In 1628, the year of the Vasa's stillbirth, Sweden was near the height of its imperial power under King Gustavus II Adolfus, the Lion of the North. He was about to lead one of the world's most powerful militaries into Europe's Thirty Years' War and would eventually rule not only Sweden, but also Finland, Latvia, Estonia and part of Germany.

The Vasa was to be a worthy flagship for the Swedish navy. Built over three years in Stockholm shipyard from 1,000 oak trees, it was decorated with hundreds of painted wooden sculptures of figures from myth, the Bible and Swedish lore. It carried a formidable arsenal, including 48 cannon - firing 24-pound balls.

In retrospect, the arsenal was a bit too formidable. The ship's designers were masters of their craft, but innocent of the mathematics of calculating the balance of so big a ship. By adding a second gun deck, they doomed their masterpiece.

There were signs of impending disaster. To test the ship's stability while moored, construction overseers had 30 men run back and forth on the deck. After three tries, the experiment was halted because the Vasa was threatening to capsize.

A top admiral watching the test seemed paralyzed in the absence of the king. "If only His Majesty were at home!" declared Adm. Klas Fleming, according to later testimony. He let plans for the launch go ahead.

On August 10, 1628, crowds gathered to watch the magnificent vessel leave to meet the impatient king in Prussia. As the Vasa emerged from the lee of one of the islands on which Stockholm is built, wind caught the sails and it tilted dangerously. The ship righted itself, but with the next gust, "she heeled right over and water gushed in through the gun ports until she slowly went to the bottom under sail, pennants and all," according to a letter sent by the chagrinned Council of the Realm to give his absent king the bad news.

The Vasa's service ended after 20 minutes and less than a mile of travel, taking about 50 people to their deaths.

In the inquiry that followed, the Vasa's Danish-born captain was interrogated about what had gone wrong. "You can cut me in a thousand pieces if all the guns were not secured," said Sofring Hansson, according to the record preserved at the Vasa Museum. "And before God Almighty I swear that no one on board was intoxicated."

Divers soon salvaged many of the Vasa's guns, but the ship settled in the muck at a depth of 100 feet.
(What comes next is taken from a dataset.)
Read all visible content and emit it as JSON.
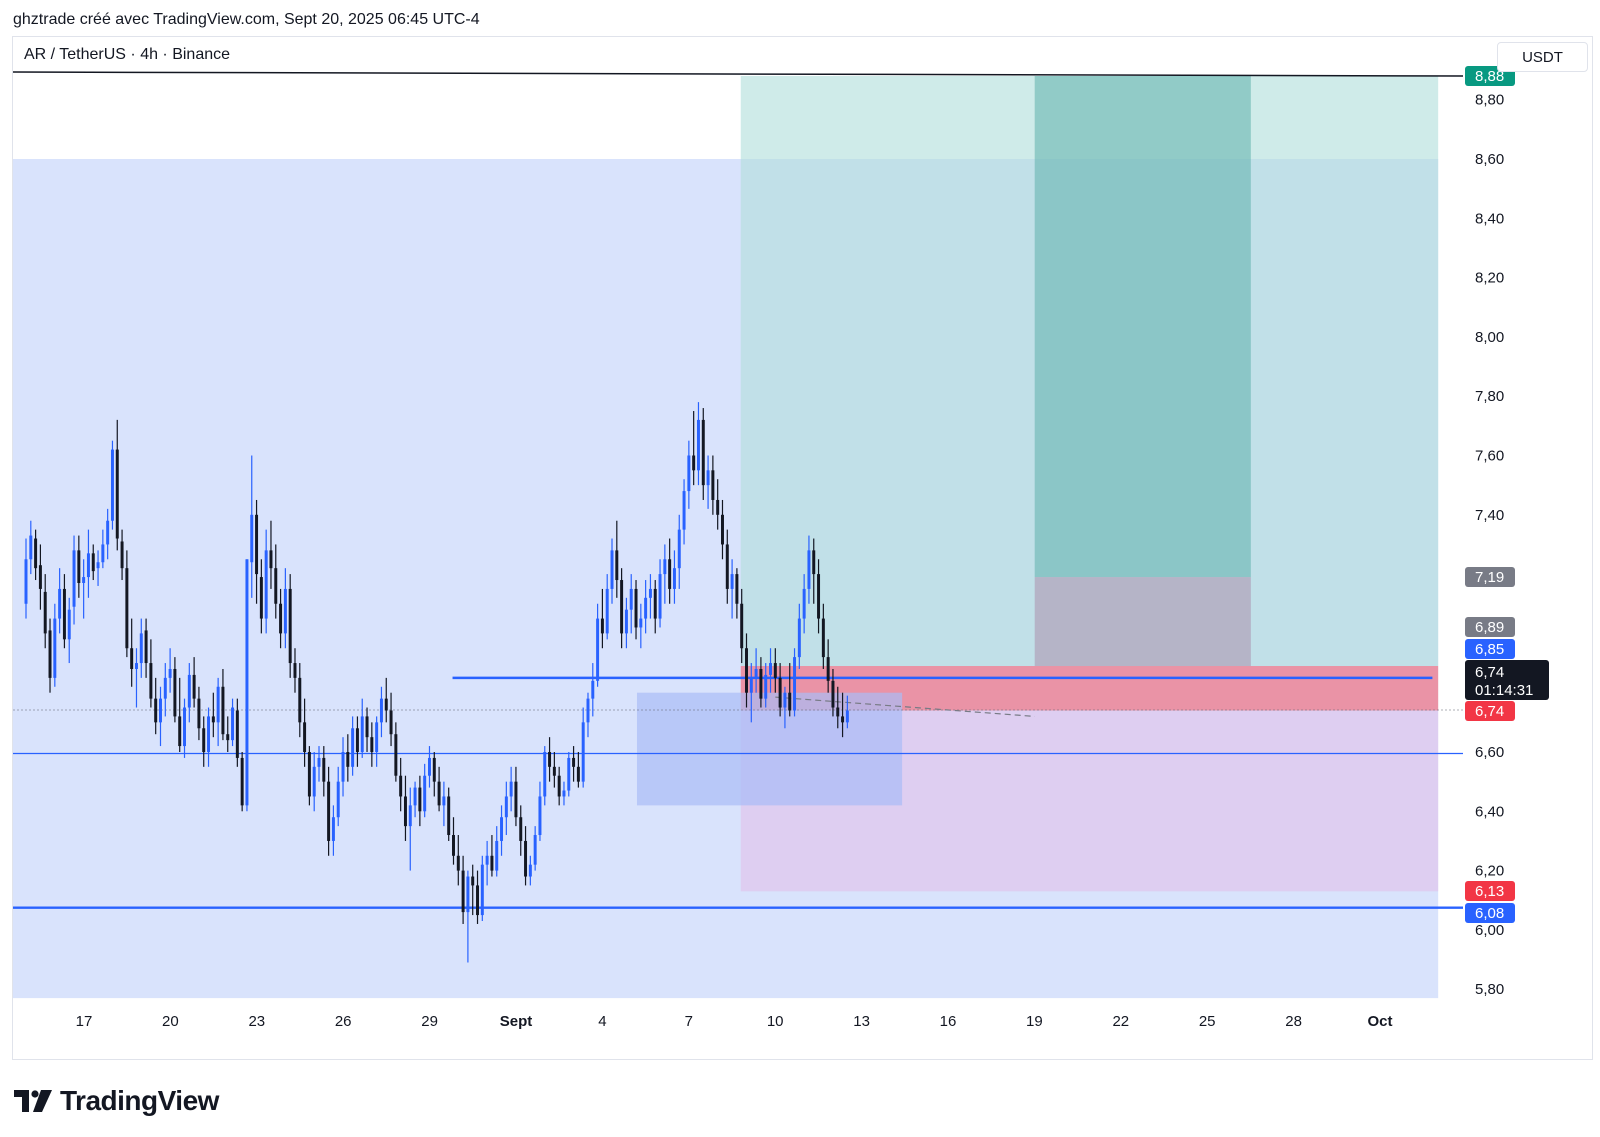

Several factors conspired to protect it. The low salinity of the Baltic was not hospitable to shipworms. The choking pollution of Stockholm harbor - which killed the fishing industry and contributed to cholera epidemics that killed 8 percent of the city's inhabitants during 1834 and 1835 - also fed bacteria that depleted the oxygen near the sea floor.

With little oxygen available, the bacteria drew oxygen from sulfate ions in sea water to decompose organic matter, creating a poisonous hydrogen sulfide byproduct that protected the ship from pests.

The Vasa was located in 1956 by a single-minded engineer, Anders Franzen, who had searched for it for years. He dropped a home-built sampling tool from a boat to a suspicious hump on the ocean bottom and brought back a tiny piece of black oak.

To bring the wreck to the surface, Franzen and his associates considered some wild ideas: freezing the ship in a huge block of ice and letting it float free, or stuffing it with Ping-Pong balls to force it to surface.